Project based on: https://fivethirtyeight.com/features/can-you-split-the-states/

Suppose you remove a set of states (not necessarily four) so that you have two distinct contiguous regions among the lower 48 states, where the larger region has area A and the smaller region has area B. What states should you remove to maximize area B? (Was Philip’s intuition correct?) And what percentage of the lower 48 states’ combined area does B represent?

My answer: IL, MO, NE, CO, NM. Results in smaller half having 43.07% of the total area.

Submitted answers published on FTE: https://fivethirtyeight.com/features/can-you-bowl-three-strikes/

• 42.65% removing ID, WY, NE, MO, AR, LA
• 42.73% removing NM, OK, MO, IA, MN

Funnily enough, when removing 6 states, like the first published answer did, the best removal was my original 5 and RI (the smallest state) even though RI isn't contiguous with the other removals. So, it seems my solution is better than the published ones :)

While my 5-removal has a larger smaller part than my 6-removal (43.07673% vs. 43.07237%), my 6-removal has a 0.01% difference between the two areas when the 5-removal has a 0.1% difference. By removing RI, the smaller half becomes the east half when it was the west half before.
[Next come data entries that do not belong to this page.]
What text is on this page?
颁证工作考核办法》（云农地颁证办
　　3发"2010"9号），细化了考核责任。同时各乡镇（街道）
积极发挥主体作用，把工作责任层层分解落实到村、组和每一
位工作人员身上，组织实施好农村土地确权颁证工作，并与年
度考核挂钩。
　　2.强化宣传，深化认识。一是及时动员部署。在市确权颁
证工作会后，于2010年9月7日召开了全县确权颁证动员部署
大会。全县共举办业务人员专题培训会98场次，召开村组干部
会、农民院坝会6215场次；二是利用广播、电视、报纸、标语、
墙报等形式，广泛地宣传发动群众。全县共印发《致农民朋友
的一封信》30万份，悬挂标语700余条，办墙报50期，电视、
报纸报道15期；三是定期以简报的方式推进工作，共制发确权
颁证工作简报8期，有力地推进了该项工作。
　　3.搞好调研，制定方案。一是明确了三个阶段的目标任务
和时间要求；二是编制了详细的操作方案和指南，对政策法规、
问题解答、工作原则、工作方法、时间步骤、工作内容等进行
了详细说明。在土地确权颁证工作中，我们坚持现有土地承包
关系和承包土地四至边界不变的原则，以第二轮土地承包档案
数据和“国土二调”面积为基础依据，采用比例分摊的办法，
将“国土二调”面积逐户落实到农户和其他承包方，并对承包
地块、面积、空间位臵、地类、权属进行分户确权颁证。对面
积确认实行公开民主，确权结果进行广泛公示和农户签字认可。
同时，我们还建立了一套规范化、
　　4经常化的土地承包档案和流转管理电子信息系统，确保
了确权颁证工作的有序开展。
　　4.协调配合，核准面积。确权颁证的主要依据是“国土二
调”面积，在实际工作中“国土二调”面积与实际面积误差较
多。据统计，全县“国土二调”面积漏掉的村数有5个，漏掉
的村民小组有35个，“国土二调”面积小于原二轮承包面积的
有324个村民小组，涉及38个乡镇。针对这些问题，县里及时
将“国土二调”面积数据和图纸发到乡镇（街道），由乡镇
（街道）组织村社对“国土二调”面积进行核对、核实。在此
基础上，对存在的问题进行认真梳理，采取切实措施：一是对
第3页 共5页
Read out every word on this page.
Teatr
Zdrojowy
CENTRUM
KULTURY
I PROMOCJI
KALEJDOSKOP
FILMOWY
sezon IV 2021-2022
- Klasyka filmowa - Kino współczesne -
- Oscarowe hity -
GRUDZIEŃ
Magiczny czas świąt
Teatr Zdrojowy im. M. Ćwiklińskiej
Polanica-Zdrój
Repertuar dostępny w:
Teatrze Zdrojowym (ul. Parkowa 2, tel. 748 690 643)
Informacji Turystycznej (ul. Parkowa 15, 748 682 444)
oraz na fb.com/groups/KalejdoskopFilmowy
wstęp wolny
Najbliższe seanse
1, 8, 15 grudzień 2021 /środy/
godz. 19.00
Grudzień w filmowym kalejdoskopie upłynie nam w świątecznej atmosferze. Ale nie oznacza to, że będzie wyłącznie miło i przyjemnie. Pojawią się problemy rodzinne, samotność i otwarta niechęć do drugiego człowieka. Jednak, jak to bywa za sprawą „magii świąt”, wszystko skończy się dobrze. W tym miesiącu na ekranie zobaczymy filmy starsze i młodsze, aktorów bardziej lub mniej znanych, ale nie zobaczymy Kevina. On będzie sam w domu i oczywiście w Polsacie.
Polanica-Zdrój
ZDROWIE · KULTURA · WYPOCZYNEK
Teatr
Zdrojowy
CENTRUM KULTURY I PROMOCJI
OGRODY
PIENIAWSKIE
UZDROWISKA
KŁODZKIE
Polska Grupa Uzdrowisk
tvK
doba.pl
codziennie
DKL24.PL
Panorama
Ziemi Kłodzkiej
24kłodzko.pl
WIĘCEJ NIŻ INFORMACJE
Since the 6-removal didn't find a better path than the 5-removal, I have a strong reason to believe that my 5-removal was optimal (i.e. a 7 or more removal won't do better since it will reduce the area).

UPDATE: now we don't consider removal areas that are impossible to do better than previous removals. 6-removal with smaller than max remove area: [MO, AR, WY, NE, ID, MS], with 42.997154% for the smaller half. Similar to the first published removal, but substitutes LA for MS. 7-removal with smaller than max remove area: [MO, AR, WY, NE, ID, RI, MS], with 42.997154% for the smaller half (again, see RI).